Kaboul et autres souvenirs de la troisième guerre mondiale

Kaboul et autres souvenirs de la troisième guerre mondiale

Michael MOORCOCK
DENOËL
23,00 €

Bifrost n° 93

Critique parue en janvier 2019 dans Bifrost n° 93

Il existe, pour un écrivain, plusieurs façons d’aborder ses mémoires. L’une consiste à se mettre en scène de manière déguisée, avec tout le métier, toute la fantaisie que son expérience de conteur lui a donnés. L’autre est de conter certains épisodes de jeunesse des personnages inventés dans ses anciens romans. C’est ce que fait parfois Michael Moorcock avec ses divers avatars, et encore aujourd’hui, à près de 80 ans, dans Kaboul et autres souvenirs de la troisième guerre mondiale. Tom Dubrovski, le narrateur, est un agent secret, figure familière des lecteurs de Jerry Cornelius. Les éléphants rejoignent pour mourir, dit-on, un cimetière caché ; certains romanciers également : le cimetière des hommes et des femmes qu’ils ont créés. Imaginer le passé de ces personnages, c’est prolonger leur avenir, celui de l’auteur, et d’abord celui du lecteur.

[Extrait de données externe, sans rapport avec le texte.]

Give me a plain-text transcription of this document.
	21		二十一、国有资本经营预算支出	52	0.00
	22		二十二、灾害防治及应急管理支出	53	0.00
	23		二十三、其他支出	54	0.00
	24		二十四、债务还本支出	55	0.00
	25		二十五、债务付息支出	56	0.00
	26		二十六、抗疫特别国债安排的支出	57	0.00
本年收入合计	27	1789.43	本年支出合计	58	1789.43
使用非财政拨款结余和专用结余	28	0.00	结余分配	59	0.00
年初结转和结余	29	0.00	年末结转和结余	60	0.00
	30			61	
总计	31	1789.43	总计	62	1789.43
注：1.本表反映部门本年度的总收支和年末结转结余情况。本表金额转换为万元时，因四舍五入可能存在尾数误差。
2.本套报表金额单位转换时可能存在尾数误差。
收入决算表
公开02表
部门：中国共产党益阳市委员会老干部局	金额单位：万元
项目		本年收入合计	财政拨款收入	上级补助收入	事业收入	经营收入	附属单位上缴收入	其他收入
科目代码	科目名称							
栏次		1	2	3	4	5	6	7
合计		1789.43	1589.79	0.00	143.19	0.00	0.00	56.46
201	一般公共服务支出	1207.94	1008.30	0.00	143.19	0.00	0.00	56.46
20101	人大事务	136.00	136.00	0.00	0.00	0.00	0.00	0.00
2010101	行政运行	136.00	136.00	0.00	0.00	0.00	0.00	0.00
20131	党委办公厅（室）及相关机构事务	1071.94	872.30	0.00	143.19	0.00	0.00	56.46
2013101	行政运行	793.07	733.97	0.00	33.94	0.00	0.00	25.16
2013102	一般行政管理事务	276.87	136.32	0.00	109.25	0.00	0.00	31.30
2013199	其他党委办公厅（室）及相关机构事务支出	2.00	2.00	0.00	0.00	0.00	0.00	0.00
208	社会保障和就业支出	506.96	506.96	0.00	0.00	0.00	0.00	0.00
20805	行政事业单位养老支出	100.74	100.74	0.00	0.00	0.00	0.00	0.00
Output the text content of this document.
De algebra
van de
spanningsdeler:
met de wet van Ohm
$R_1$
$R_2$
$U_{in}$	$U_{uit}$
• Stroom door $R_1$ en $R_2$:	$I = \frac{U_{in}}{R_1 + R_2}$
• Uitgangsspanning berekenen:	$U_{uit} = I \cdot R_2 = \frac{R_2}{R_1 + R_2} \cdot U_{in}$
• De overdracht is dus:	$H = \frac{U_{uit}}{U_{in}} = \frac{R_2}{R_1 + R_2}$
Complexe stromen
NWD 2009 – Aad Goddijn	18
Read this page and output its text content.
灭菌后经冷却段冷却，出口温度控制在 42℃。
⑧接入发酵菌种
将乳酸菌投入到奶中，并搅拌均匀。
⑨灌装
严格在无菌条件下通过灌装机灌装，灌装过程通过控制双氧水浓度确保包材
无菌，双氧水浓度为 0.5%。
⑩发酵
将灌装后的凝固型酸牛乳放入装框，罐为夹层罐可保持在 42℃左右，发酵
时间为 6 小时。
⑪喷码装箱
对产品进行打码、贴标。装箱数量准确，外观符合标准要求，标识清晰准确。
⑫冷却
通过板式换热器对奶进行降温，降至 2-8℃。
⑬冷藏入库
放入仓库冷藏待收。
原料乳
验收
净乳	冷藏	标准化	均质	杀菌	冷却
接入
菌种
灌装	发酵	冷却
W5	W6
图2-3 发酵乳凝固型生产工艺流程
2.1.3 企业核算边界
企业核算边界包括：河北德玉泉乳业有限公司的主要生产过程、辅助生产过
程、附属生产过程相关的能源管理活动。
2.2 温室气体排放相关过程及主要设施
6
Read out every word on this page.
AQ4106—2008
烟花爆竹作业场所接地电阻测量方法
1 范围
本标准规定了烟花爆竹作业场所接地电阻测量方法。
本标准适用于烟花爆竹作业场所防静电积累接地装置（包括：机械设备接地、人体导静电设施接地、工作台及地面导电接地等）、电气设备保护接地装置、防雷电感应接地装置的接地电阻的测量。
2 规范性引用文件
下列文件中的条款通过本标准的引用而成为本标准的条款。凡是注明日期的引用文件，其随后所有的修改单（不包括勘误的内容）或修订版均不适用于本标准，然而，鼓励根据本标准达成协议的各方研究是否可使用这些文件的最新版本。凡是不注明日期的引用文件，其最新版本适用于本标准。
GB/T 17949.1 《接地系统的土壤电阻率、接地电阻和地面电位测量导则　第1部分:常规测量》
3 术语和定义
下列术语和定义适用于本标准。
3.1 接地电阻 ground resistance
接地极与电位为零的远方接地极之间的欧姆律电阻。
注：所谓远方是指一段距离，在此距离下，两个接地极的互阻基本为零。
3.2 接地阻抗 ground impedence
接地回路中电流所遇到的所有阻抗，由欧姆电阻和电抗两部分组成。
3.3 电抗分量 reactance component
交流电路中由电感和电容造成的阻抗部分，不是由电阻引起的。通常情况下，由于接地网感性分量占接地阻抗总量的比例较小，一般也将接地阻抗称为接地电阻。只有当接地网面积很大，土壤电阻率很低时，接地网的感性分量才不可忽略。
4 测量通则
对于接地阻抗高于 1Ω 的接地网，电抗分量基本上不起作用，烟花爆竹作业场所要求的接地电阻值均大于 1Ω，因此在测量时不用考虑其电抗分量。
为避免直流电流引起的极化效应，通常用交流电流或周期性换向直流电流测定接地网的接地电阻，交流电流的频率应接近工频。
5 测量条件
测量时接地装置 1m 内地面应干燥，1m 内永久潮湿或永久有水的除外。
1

Ce parcours de la mémoire imaginaire n’est pas moins authentique que l’autre. En elle-même, la réalité n’est rien, ce sont les songes et les souvenirs qui donnent sa cadence à la vie, et qui brisent le cœur des hommes. Et il y en a davantage dans n’importe quel personnage de Moorcock, dont le cœur est brisé depuis longtemps. Les songes emmènent loin  : dans l’espace, dans le temps, dans l’histoire. Ceux de Moorcock s’inscrivent souvent dans l’histoire. Sauf qu’il fait mieux que l’historien, il est plus libre.

Ses romans qui mettent en scène l’histoire depuis plus de cinquante ans forment une libre comédie humaine où tous les genres se mélangent, et on n’est pas étonné qu’il ait été – qu’il soit – lecteur de Balzac. La meilleure façon de faire concurrence à l’histoire, c’est de la réinventer ou de la falsifier. Dans les mondes de Moorcock, la frontière entre réalité et fiction est sans cesse franchie, tout comme ses personnages ne cessent de paraître ce qu’ils ne sont pas : ainsi de Tom Dubrovski, faux Polonais, faux antiquaire, faux amoureux, faux combattant, endossant tous ses rôles avec le même cynisme apparent et le même détachement, sans qu’on sache jamais, dans cet univers fonçant droit vers sa fin, si c’est une force d’adaptation ou la violente faiblesse de ceux qui sont incapables de résister à la tentation du désastre.

Tom Dubrovski est né en 1979 dans l’anthologie de Maxim Jakusbowski Vingt maisons du zodiaque, dans la nouvelle « La Traversée du Cambodge ». Il est l’une des silhouettes de cosaques chargeant, sabre au clair, vers Angkor sur fond d’horizon rougi par un champignon nucléaire. On le retrouve trois ans plus tard dans la défunte revue Orbites des éditions NéO, avant qu’un premier recueil, chez Mille et une nuits, ne fixe trois de ses missions. Nous savions de lui, avant sa réapparition, qu’il combattait par lâcheté et qu’aucune femme ne pouvait vraiment le retenir. Kaboul et autres souvenirs de la troisième guerre mondiale est un fix-up de six récits géographiques, qui reprend et enrichit cette trouble trajectoire. Du même coup, l’auteur fournit quelques explications sur le contexte géopolitique, même si les causes et les camps du conflit mondial restent en définitive nébuleux.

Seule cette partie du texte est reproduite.